Рыжик так сформулировал свои теоретические заключения: главное – не терять головы, не допускать, чтобы этот кошмар исказил нашу марксистскую объективность.
– Само собой, – сказал Макаренко далеко не уверенным тоном.
– Во-первых, несмотря на регресс внутри страны, наше государство продолжает быть фактором мирового прогресса, так как наша экономическая организация выше капиталистической. Во-вторых, я утверждаю, что, как бы ни была страшна видимость, нельзя приравнивать наш строй к фашистскому. Для определения природы режима одного террора недостаточно, самое главное – вопрос собственности. Бюрократия, которая находится во власти созданной ею политической полиции, вынуждена сохранять экономический режим, введённый Октябрьской революцией. В-третьих, старый революционный пролетариат умирает вместе с нами. На смену ему вырастает на заводах новый пролетариат из крестьянской среды. Чтобы стать сознательным и преодолеть путём опыта тоталитарное воспитание, ему понадобится немалый срок. Можно опасаться, что война прервет его развитие и пробудит в нём контрреволюционные инстинкты, свойственные крестьянству. Ты согласен со мной, Макаренко?

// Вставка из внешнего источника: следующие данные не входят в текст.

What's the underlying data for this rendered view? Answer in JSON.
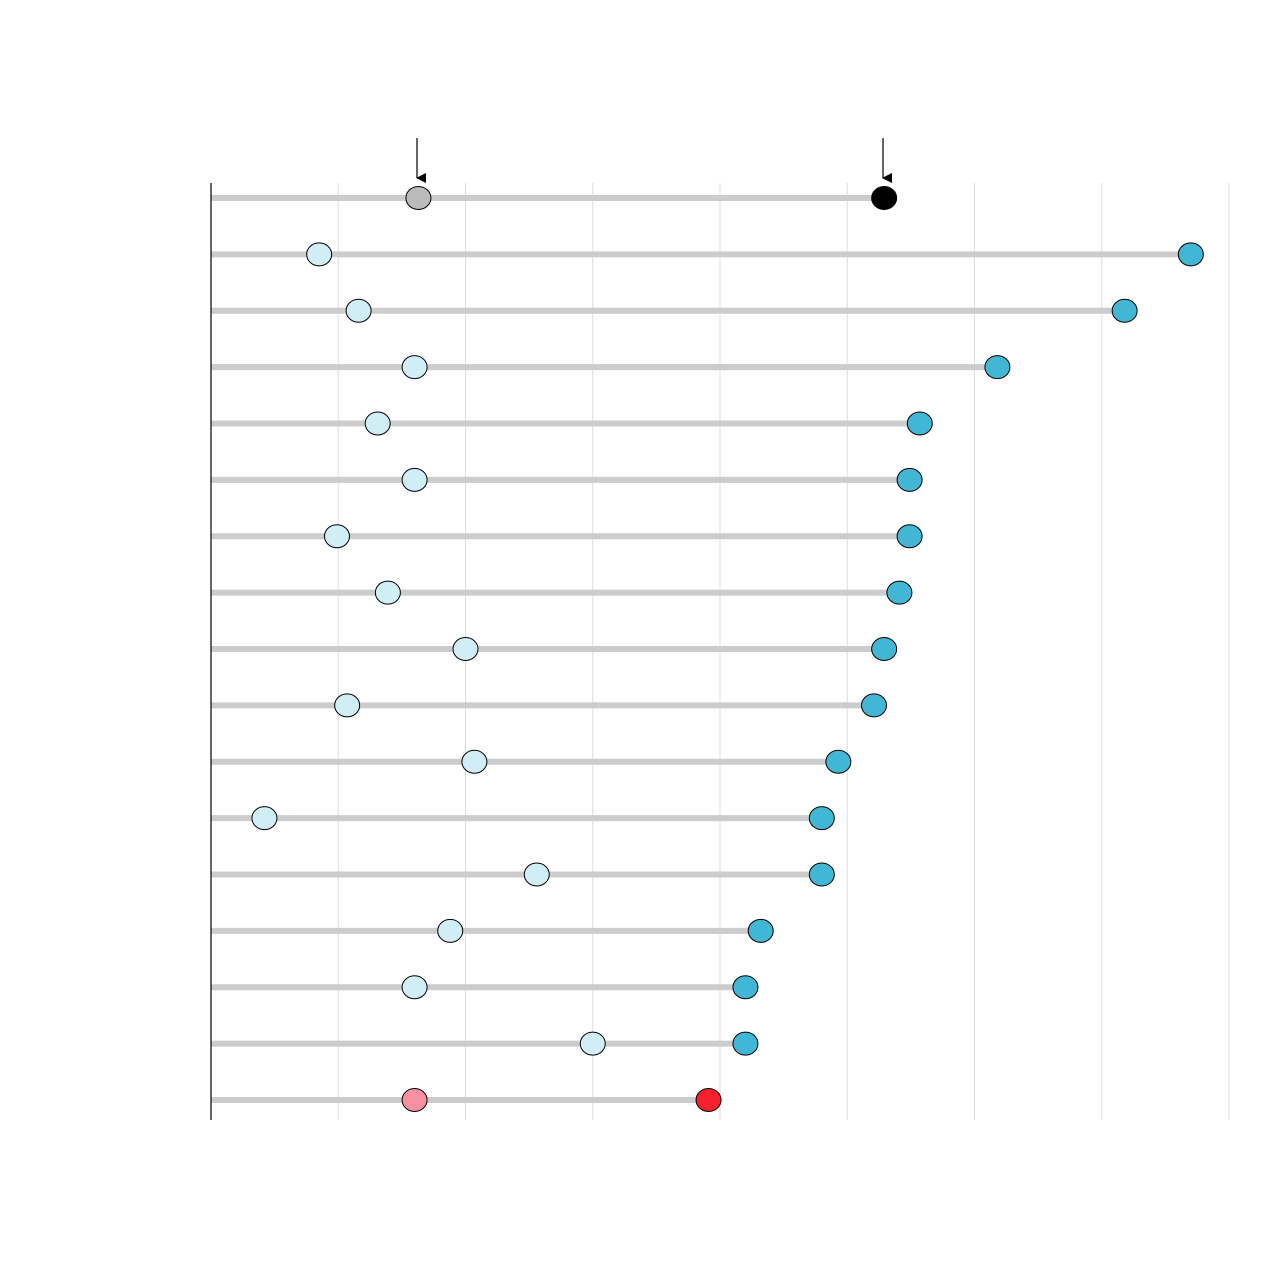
{
  "chart_data": {
    "type": "dumbbell",
    "categories": [
      null,
      null,
      null,
      null,
      null,
      null,
      null,
      null,
      null,
      null,
      null,
      null,
      null,
      null,
      null,
      null,
      null
    ],
    "xlim": [
      0,
      8
    ],
    "xticks": [
      0,
      1,
      2,
      3,
      4,
      5,
      6,
      7,
      8
    ],
    "grid": true,
    "series": [
      {
        "colors": [
          "#bbbbbb",
          "#d1eef6",
          "#d1eef6",
          "#d1eef6",
          "#d1eef6",
          "#d1eef6",
          "#d1eef6",
          "#d1eef6",
          "#d1eef6",
          "#d1eef6",
          "#d1eef6",
          "#d1eef6",
          "#d1eef6",
          "#d1eef6",
          "#d1eef6",
          "#d1eef6",
          "#f7909f"
        ],
        "values": [
          1.63,
          0.85,
          1.16,
          1.6,
          1.31,
          1.6,
          0.99,
          1.39,
          2.0,
          1.07,
          2.07,
          0.42,
          2.56,
          1.88,
          1.6,
          3.0,
          1.6
        ]
      },
      {
        "colors": [
          "#000000",
          "#42b6d5",
          "#42b6d5",
          "#42b6d5",
          "#42b6d5",
          "#42b6d5",
          "#42b6d5",
          "#42b6d5",
          "#42b6d5",
          "#42b6d5",
          "#42b6d5",
          "#42b6d5",
          "#42b6d5",
          "#42b6d5",
          "#42b6d5",
          "#42b6d5",
          "#f5222d"
        ],
        "values": [
          5.29,
          7.7,
          7.18,
          6.18,
          5.57,
          5.49,
          5.49,
          5.41,
          5.29,
          5.21,
          4.93,
          4.8,
          4.8,
          4.32,
          4.2,
          4.2,
          3.91
        ]
      }
    ]
  }
}
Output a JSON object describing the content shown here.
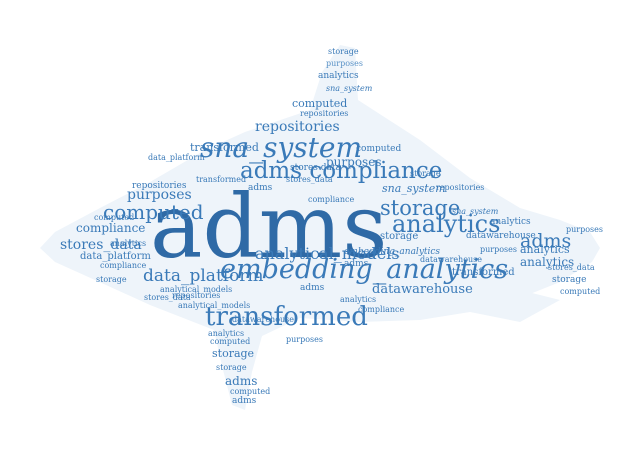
{
  "colors": {
    "primary": "#3a7ab8",
    "light": "#5b93c7",
    "dark": "#2f6aa6",
    "shape_fill": "#eef4fa"
  },
  "words": {
    "w0": "adms",
    "w1": "embedding_analytics",
    "w2": "sna_system",
    "w3": "transformed",
    "w4": "adms compliance",
    "w5": "analytics",
    "w6": "computed",
    "w7": "storage",
    "w8": "analytical_models",
    "w9": "data_platform",
    "w10": "repositories",
    "w11": "purposes",
    "w12": "adms",
    "w13": "datawarehouse",
    "w14": "stores_data",
    "w15": "compliance",
    "w16": "analytics",
    "w17": "sna_system",
    "w18": "storage",
    "w19": "purposes",
    "w20": "repositories",
    "w21": "stores_data",
    "w22": "computed",
    "w23": "storage",
    "w24": "purposes",
    "w25": "analytics",
    "w26": "sna_system",
    "w27": "computed",
    "w28": "repositories",
    "w29": "transformed",
    "w30": "stores data",
    "w31": "compliance",
    "w32": "data_platform",
    "w33": "analytics",
    "w34": "purposes",
    "w35": "analytics",
    "w36": "transformed",
    "w37": "datawarehouse",
    "w38": "storage",
    "w39": "stores_data",
    "w40": "storage",
    "w41": "adms",
    "w42": "computed",
    "w43": "adms",
    "w44": "storage",
    "w45": "analytics",
    "w46": "analytical_models",
    "w47": "repositories",
    "w48": "datawarehouse",
    "w49": "data_platform",
    "w50": "compliance",
    "w51": "purposes",
    "w52": "computed",
    "w53": "embedding_analytics",
    "w54": "sna_system",
    "w55": "adms",
    "w56": "analytics",
    "w57": "transformed",
    "w58": "computed",
    "w59": "adms",
    "w60": "stores_data",
    "w61": "analytical_models",
    "w62": "storage",
    "w63": "repositories",
    "w64": "computed",
    "w65": "compliance",
    "w66": "purposes",
    "w67": "datawarehouse",
    "w68": "analytics",
    "w69": "storage",
    "w70": "adms"
  }
}
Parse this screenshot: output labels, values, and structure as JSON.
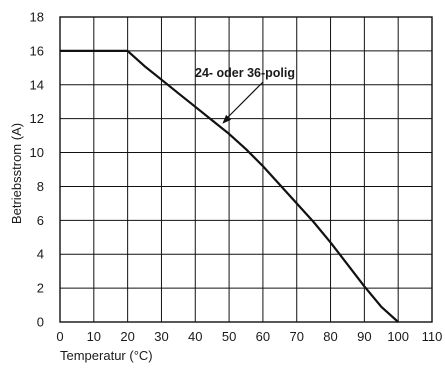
{
  "chart_data": {
    "type": "line",
    "xlabel": "Temperatur (°C)",
    "ylabel": "Betriebsstrom (A)",
    "xlim": [
      0,
      110
    ],
    "ylim": [
      0,
      18
    ],
    "x_ticks": [
      "0",
      "10",
      "20",
      "30",
      "40",
      "50",
      "60",
      "70",
      "80",
      "90",
      "100",
      "110"
    ],
    "y_ticks": [
      "0",
      "2",
      "4",
      "6",
      "8",
      "10",
      "12",
      "14",
      "16",
      "18"
    ],
    "grid": true,
    "annotations": [
      {
        "text": "24- oder 36-polig",
        "points_to": {
          "x": 48,
          "y": 11.7
        }
      }
    ],
    "series": [
      {
        "x": [
          0,
          20,
          25,
          30,
          35,
          40,
          45,
          50,
          55,
          60,
          65,
          70,
          75,
          80,
          85,
          90,
          95,
          100
        ],
        "y": [
          16,
          16,
          15.1,
          14.3,
          13.5,
          12.7,
          11.9,
          11.1,
          10.2,
          9.2,
          8.1,
          7.0,
          5.9,
          4.7,
          3.4,
          2.1,
          0.9,
          0
        ]
      }
    ]
  }
}
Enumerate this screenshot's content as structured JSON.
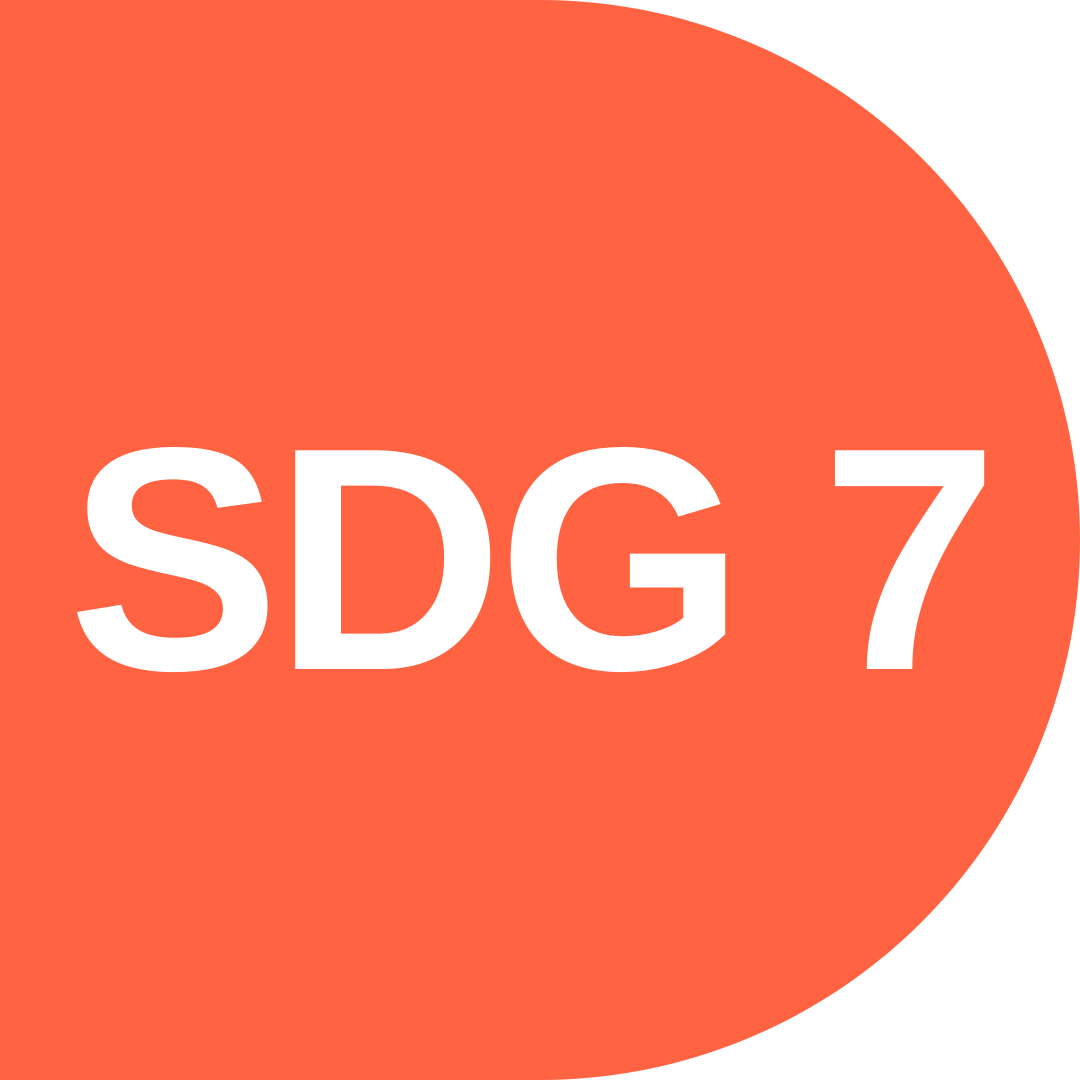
{
  "badge": {
    "label": "SDG 7",
    "colors": {
      "background": "#ffffff",
      "fill": "#FF6342",
      "text": "#ffffff"
    }
  }
}
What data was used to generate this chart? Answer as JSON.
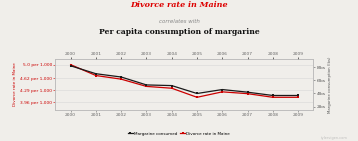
{
  "title_line1": "Divorce rate in Maine",
  "title_line2": "correlates with",
  "title_line3": "Per capita consumption of margarine",
  "years": [
    2000,
    2001,
    2002,
    2003,
    2004,
    2005,
    2006,
    2007,
    2008,
    2009
  ],
  "margarine": [
    8.2,
    7.0,
    6.5,
    5.3,
    5.2,
    4.0,
    4.6,
    4.2,
    3.7,
    3.7
  ],
  "divorce": [
    5.0,
    4.7,
    4.6,
    4.4,
    4.35,
    4.1,
    4.25,
    4.2,
    4.1,
    4.1
  ],
  "margarine_color": "#1a1a1a",
  "divorce_color": "#cc0000",
  "left_yticks": [
    5.0,
    4.62,
    4.29,
    3.96
  ],
  "left_ylabels": [
    "5.0 per 1,000",
    "4.62 per 1,000",
    "4.29 per 1,000",
    "3.96 per 1,000"
  ],
  "right_yticks": [
    8,
    6,
    4,
    2
  ],
  "right_ylabels": [
    "8lbs",
    "6lbs",
    "4lbs",
    "2lbs"
  ],
  "ylim_left": [
    3.75,
    5.15
  ],
  "ylim_right": [
    1.5,
    9.2
  ],
  "legend_labels": [
    "Margarine consumed",
    "Divorce rate in Maine"
  ],
  "bg_color": "#f0eeea",
  "grid_color": "#d8d8d8",
  "title1_color": "#dd0000",
  "title2_color": "#888888",
  "title3_color": "#111111",
  "watermark": "tylervigen.com"
}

Макаренко лежал на койке, нервно теребя свою бородёнку. Его зрачки – зрачки ночной птицы – блестели в полутьме.
– Конечно, – сказал он, – в общем и целом да. Честное слово, Рыжик, я тебя никогда не забуду. Послушай, постарайся хоть на несколько часов вздремнуть...
Рыжика разбудили на заре, и он едва успел попрощаться со своим случайным товарищем. Они поцеловались в губы. Наряд конвойных войск плотно окружил Рыжика на платформе грузовика, чтобы прохожие не могли его увидеть: но прохожих на шоссе и не было. На вокзале его ожидал отличный вагон для перевозки заключённых. Он догадался, что находится на прямой линии в Москву. В корзинке с провиантом, стоявшей рядом на скамье вагона, были роскошные, давно забытые продукты – колбаса, творог... Они смутили Рыжика; и хоть он был очень голоден и чувствовал, что силы его таяли, но решил всё же есть как можно меньше, только чтобы поддержать организм, и полакомиться лишь самыми вкусными и редкими продуктами. Лежа на деревянной скамье, он смаковал их под ритмичный грохот экспресса и думал о близкой смерти без малейшего страха, скорее, с облегчением. Эта поездка была для него отдыхом. В ночной Москве он только мельком увидел какую-то товарную станцию; дуговые лампы освещали узел рельсов вдалеке, смутное багровое сияние стояло над городом. Тюремная машина покатила по дремлющим улицам, и до слуха Рыжика доходили только гудение мотора, вялый спор каких-то пьяниц да волшебный звон часов, бросивших в тишину несколько музыкальных, за душу хватающих нот. Три часа. Он узнал двор Бутырской тюрьмы по неопределимой его атмосфере. Его повели к небольшому, заново отремонтированному зданию, потом в камеру, до высоты человеческого роста покрашенную в серый цвет, как при царском режиме. На койке были простыни, в потолке горела слабым светом электрическая лампочка. Вот это и есть настоящий «Берег небытия»...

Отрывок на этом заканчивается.